I guessed, in human speak, the Blanc-Blanc were a version of satanism. Which was ironic enough to make my lips twitch, despite the gnawing ache in my bones as I dealt with the strange absence of my mates. If anyone was a Satanist it was the Secte Rouge.
They were dark.
Depraved.
Worked with human sacrifices and blood to gain what they wished. As a result, they were incredibly powerful. Human blood was potent. Only shifter blood was more revered by their kind, but to take a shifter was to incur the Mother’s wrath so it happened rarely.
And only with a priestess who was an idiot.
The Blanc-Blanc, on the other hand, dealt with animal sacrifices, and their power was not as potent as a result. But they had the Mother on their side. They had her spirits and her totems.
There was balance between both sides, but that balance was ever fickle. Just waiting to sink into the quagmire of fate.
“She needs you.”
The words had me looking down at my phone where I had a picture of my mates. It was recent, and as I stared at them, it just felt so weird to have all these powerful feelings inside me for what were a bunch of teenagers.
I didn’t lust after them. I just wanted to be around them.
But it felt gross to me. Skeevy.
As it should.
“The Mother plays music to her own rhythm, you should know this by now, Daniel.”
Her chiding tone was followed by a gush of scent that had my nostrils flaring in response. It was a pleasant scent, don’t get me wrong, just pungent. It was like violets and vanilla came together in a freshly baked cake.
I didn’t even want to know what she’d been doing to waft that kind of perfume around.
Whatever it was, she hadn’t baked a cake.

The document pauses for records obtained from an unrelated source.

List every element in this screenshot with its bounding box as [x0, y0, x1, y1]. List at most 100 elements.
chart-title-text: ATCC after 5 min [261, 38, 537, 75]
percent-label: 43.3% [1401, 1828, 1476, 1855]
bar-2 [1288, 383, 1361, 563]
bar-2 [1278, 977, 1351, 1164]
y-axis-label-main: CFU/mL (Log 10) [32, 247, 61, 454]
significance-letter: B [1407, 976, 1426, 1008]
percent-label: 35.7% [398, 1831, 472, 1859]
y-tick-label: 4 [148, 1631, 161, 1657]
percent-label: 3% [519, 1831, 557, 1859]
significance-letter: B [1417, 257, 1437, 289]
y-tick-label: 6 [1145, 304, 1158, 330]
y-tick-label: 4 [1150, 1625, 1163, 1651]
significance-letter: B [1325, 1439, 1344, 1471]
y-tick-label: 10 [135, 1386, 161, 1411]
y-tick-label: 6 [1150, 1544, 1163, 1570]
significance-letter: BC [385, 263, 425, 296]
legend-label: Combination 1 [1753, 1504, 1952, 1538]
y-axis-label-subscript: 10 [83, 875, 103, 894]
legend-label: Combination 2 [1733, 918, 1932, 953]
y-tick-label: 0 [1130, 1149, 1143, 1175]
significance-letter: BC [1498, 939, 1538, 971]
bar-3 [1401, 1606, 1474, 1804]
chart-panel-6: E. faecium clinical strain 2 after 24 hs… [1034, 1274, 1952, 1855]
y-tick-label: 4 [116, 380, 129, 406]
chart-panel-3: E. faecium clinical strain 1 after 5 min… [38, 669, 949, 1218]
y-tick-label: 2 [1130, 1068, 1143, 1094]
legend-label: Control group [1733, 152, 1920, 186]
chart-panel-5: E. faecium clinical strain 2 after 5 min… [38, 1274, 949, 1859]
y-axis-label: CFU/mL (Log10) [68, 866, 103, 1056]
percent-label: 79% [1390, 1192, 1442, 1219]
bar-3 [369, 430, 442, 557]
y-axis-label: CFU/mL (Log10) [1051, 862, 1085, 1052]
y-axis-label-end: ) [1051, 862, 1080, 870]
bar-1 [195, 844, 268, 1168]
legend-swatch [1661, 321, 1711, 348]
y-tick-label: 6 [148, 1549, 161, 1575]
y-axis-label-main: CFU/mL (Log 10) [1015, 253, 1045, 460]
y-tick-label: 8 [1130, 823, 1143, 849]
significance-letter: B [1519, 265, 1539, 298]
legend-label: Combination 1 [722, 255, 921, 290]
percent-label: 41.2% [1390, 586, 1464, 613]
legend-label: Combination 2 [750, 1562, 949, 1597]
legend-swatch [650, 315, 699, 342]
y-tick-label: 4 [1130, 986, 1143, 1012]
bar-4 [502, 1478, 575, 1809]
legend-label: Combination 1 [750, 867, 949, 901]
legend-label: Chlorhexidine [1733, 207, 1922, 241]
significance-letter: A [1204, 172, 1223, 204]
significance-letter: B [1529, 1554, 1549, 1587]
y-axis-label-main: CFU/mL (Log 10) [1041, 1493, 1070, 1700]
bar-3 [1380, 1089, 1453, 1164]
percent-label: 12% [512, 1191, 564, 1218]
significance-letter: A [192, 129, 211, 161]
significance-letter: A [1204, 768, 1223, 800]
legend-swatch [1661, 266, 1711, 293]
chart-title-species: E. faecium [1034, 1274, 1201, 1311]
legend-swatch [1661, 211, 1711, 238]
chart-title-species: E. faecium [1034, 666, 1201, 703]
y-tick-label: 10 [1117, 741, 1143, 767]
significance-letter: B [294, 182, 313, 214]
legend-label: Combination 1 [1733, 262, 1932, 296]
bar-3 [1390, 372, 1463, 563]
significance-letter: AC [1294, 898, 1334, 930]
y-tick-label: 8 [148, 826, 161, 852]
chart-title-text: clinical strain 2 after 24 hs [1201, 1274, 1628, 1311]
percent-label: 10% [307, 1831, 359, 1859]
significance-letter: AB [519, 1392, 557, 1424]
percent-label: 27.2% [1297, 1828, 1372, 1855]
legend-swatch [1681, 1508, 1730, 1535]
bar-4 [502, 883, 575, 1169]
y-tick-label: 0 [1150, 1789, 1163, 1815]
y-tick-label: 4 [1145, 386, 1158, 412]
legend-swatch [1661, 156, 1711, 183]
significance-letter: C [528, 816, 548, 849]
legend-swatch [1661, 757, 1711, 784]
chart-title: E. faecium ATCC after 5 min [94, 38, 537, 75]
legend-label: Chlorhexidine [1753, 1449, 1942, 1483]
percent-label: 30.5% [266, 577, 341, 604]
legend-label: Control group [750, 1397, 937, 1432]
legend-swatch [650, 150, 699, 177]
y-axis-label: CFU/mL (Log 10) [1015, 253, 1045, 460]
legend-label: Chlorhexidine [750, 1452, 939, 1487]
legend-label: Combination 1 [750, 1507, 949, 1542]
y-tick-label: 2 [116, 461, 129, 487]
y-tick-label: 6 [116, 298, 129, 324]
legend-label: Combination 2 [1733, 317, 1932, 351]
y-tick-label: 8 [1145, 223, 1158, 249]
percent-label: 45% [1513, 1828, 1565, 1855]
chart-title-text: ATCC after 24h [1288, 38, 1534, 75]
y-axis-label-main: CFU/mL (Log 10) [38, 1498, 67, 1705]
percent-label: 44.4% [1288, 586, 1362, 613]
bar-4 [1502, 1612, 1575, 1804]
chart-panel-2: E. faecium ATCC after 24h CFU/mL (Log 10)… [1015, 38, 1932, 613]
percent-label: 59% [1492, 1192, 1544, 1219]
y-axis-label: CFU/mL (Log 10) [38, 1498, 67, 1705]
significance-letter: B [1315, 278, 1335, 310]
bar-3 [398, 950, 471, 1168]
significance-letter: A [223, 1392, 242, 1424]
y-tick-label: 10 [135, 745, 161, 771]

If she had, she’d have brought me a slice.
Even though I was a part of their retinue, I wasn’t a member of the Blanc-Blanc. I was just a guardian.
I’d thought they were pitying me, taking in a pack-less, orphan shifter. Either that, or they were going to exploit me when they’d picked me up like flotsam floating on the surface of a river. Until, when I was seventeen, the acid attack had happened, and I’d realized just what we were up against.
Pure evil.
That wasn’t to say the Blanc-Blanc were pure, because they weren’t. They were imperfect, just as humans were supposed to be, but in comparison to the Secte Rouge, they were angels.
Claudette was their version of an Archangel, and she’d taken me under her wing where Sabina had left off.
My lips pursed as I murmured, “They’re not ready for what it means when I come home.”
She snorted out a laugh that should have been braying but was, instead, infinitely delicate. Like the tinkle of glass beads dropping against a marble floor.
“Shug, if you think there’s ever a perfect time in the life then you ain’t been with us long enough.”
I winced at that. “You know what I mean.”
“Oh, I think you think you know what you mean, but trust someone who’s been around a hell of a lot longer than you… there’s no perfect time. There’s a reason carpe diem has been a saying since forever. Because that’s what you have to do—especially when all your ducks are in a neat row—seize the goddamn day, shug.”
That qualification had me narrowing my eyes at her. “Isn’t that the opposite of seizing the day?”
Her smile was blinding. “No, it’s wisdom over youth.”
I tutted under my breath, aware that was her way of telling me not to question.
“Makes no sense,” I grumbled.
“Sure it does. When you killed Seth, you were a kid, you were scared and vulnerable, and wanted to do the right thing.
“As much as you wanted to go home, you were scared about bringing trouble to their door.
“Then, if you had managed to make it back to your pack, your mates would have been little kids. You ain’t got that sickness in you, shug.”
I glared at her. “Of course I fucking don’t!”
She snorted. “No need to be so tetchy.”
“No need?” I practically squeaked.
“You’d be surprised how many have that sickness.” She shivered. “Those bastards are the folk I wish the Secte Rouge on.”
Now that I could agree with.
“But you want your mates to be full grown, just like you. That’s when you ducks are in a row.”